In light of these surveys, our institutional foundation should provide a certain predictive value to the US weathering the current recession. However, a few notable should already come to mind. Said property rights are under ever-increasing threats. The GM bondholder saga is a manifestation of the expropriation of property by the government. Other examples abound; for example, the forced renegotiation of mortgages, forced mergers, and politically motivated infusion of equity capital. In this vein, the devaluation of currencies is a stealth tax, or a stealth expropriation of wealth by the government. The tide seems to continue. Everything from government-rationed healthcare, to ever larger ineffective regulatory bureaucracies (think Office of Homeland Security and a revamped financial regulator). The obvious second concern, is that once these institutions will be in place, they will be increasingly difficult to reverse. A quick example is Medicare, the US government mandated health care system. In this system, everyone over the age of 65 is covered, yet the bureaucracy is crippling and the system is bankrupt by all normal (read, non-governmental) measures. However, there is little political ability to reform the system, let alone start from scratch. The fear is that the new institutions and precedents will take us further down the wrong path.
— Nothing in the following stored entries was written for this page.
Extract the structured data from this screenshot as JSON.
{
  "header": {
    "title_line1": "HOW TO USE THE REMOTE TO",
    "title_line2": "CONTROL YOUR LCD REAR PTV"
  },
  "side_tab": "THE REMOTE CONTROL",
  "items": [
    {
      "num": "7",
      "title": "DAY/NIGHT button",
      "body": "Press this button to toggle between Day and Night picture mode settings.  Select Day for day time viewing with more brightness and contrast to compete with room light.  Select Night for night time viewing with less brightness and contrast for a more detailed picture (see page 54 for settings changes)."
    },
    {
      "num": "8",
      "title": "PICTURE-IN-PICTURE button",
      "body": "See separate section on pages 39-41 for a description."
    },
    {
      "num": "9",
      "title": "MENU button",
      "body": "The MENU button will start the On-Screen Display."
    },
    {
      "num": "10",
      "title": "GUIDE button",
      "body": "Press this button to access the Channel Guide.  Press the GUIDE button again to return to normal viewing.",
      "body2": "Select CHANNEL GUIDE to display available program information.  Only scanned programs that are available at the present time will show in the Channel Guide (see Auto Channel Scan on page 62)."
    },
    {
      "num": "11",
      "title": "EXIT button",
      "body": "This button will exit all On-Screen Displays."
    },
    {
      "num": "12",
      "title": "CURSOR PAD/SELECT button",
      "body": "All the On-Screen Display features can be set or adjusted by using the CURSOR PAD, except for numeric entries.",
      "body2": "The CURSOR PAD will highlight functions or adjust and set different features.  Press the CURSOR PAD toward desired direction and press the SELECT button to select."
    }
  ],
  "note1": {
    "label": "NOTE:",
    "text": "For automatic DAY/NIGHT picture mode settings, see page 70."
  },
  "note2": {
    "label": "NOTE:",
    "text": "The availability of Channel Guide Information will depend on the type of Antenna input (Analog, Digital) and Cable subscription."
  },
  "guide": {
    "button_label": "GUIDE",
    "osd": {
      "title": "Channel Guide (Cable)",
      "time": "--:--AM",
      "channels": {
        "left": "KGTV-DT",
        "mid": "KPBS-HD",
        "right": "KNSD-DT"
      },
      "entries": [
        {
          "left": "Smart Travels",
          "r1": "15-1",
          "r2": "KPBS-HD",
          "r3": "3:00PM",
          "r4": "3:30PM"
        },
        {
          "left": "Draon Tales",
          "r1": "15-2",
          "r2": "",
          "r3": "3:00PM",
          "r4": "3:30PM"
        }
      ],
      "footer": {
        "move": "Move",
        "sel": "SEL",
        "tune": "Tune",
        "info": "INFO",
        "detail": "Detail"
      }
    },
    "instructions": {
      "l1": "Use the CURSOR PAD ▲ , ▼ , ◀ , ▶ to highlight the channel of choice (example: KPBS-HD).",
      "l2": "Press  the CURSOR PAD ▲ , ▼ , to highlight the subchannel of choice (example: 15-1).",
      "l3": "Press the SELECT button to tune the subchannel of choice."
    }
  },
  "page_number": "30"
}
Again, this being the 4th of July, I’ll focus on the positives. The preceding paragraph was pointing to some worrying signs, but should not be in and of itself discouraging. The US citizenry has not consented and might not allow the expropriation by the political elite. Certainly, it does not appear that everyone is on board to change the healthcare system so quickly. Second, our main focus here is on the investment front. In that light, investments are always relative to other alternatives. From that perspective, the US still remains a better long term protector of property rights than, say, China or Russia. Might these countries surpass the US in the near future on certain metrics? Of course. Yet, as an investor, I still contend that the risk premium offered by emerging markets debt, for example, is not adequately compensating me at this stage for the risk of expropriation of my capital (either directly or through the respective country’s own currency debasement). 4-10% risk premium over Treasuries? Hmmmm. Maybe at the high end it’s enough of an incentive for some shorter term investments (i.e. bonds, currencies) but I’m not taking that risk for the next decade of two for only a few percents. So the US, in my mind, still retains at least one competitive advantage: institutions. Flawed, but still the world leader.